During his Post Doctoral fellowship at the University of Leicester, UK, Dr Faisal Nouroz further investigated the other non-TE-related classes of difference, extending his work to additional sources of difference between the genomes and addressing fundamental questions in the two species groups such as: What are the proportions that are TSD/TIR related – in numbers and length terms separately? What differences are there in retroelements? What other, unidentified sequences are there? What are the sequences within and between the TSDs/TIRs? How much is evolutionary proportion among various TE sequences?

During his time at Leicester, Faisal presented his research work in several international and national conferences including Prague (Czech Republic), Islamabad, Rawalpindi (Pakistan), Glasgow (Scotland), Rothamsted, Nottingham, Birmingham, Leicester and Warwick (UK).

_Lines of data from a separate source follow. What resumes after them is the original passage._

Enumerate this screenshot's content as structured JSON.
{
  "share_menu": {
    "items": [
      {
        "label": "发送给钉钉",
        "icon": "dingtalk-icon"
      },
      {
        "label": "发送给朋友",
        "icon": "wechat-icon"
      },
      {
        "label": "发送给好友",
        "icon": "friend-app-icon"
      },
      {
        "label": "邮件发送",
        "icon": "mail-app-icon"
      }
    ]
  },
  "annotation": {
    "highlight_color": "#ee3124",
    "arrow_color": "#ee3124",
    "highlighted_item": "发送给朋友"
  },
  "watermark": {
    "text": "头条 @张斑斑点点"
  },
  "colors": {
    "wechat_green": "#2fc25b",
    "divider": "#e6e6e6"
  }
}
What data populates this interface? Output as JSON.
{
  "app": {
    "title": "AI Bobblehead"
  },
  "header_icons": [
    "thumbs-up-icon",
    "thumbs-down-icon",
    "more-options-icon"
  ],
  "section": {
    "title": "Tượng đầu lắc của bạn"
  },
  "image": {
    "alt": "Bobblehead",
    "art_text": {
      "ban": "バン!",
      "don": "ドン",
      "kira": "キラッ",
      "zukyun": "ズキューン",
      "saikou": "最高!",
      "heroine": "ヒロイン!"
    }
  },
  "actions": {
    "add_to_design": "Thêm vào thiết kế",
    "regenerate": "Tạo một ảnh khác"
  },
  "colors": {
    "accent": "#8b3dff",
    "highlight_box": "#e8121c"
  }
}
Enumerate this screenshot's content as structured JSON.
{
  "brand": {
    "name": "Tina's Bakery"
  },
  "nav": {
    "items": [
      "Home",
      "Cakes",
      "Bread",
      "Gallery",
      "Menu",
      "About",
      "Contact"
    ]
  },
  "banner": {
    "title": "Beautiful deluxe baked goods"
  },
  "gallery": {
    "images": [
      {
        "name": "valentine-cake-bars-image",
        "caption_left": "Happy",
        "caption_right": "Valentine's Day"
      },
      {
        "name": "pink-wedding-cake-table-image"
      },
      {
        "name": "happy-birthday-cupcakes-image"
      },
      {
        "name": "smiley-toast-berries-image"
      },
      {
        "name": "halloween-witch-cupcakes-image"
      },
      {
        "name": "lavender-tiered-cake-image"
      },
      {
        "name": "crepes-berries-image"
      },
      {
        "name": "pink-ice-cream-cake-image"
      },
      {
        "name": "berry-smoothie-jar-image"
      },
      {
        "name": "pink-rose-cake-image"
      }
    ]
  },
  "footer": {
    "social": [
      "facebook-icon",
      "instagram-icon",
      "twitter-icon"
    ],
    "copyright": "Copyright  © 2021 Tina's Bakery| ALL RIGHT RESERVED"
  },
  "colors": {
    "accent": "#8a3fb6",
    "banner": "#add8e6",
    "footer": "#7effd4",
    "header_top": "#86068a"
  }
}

In 2013, Dr. Faisal Nouroz returned to work in Pakistan and is currently in the Department of Botany, Hazara University, Mansehra. Associated with his research students at Hazara University and collaboration at University of Leicester, he is working to explore various TE superfamilies in various crops with the help of bioinformatics, molecular and cytogenetic techniques. We also hope he will be able to return for periods to Leicester, and we look forward to future meetings and discussions.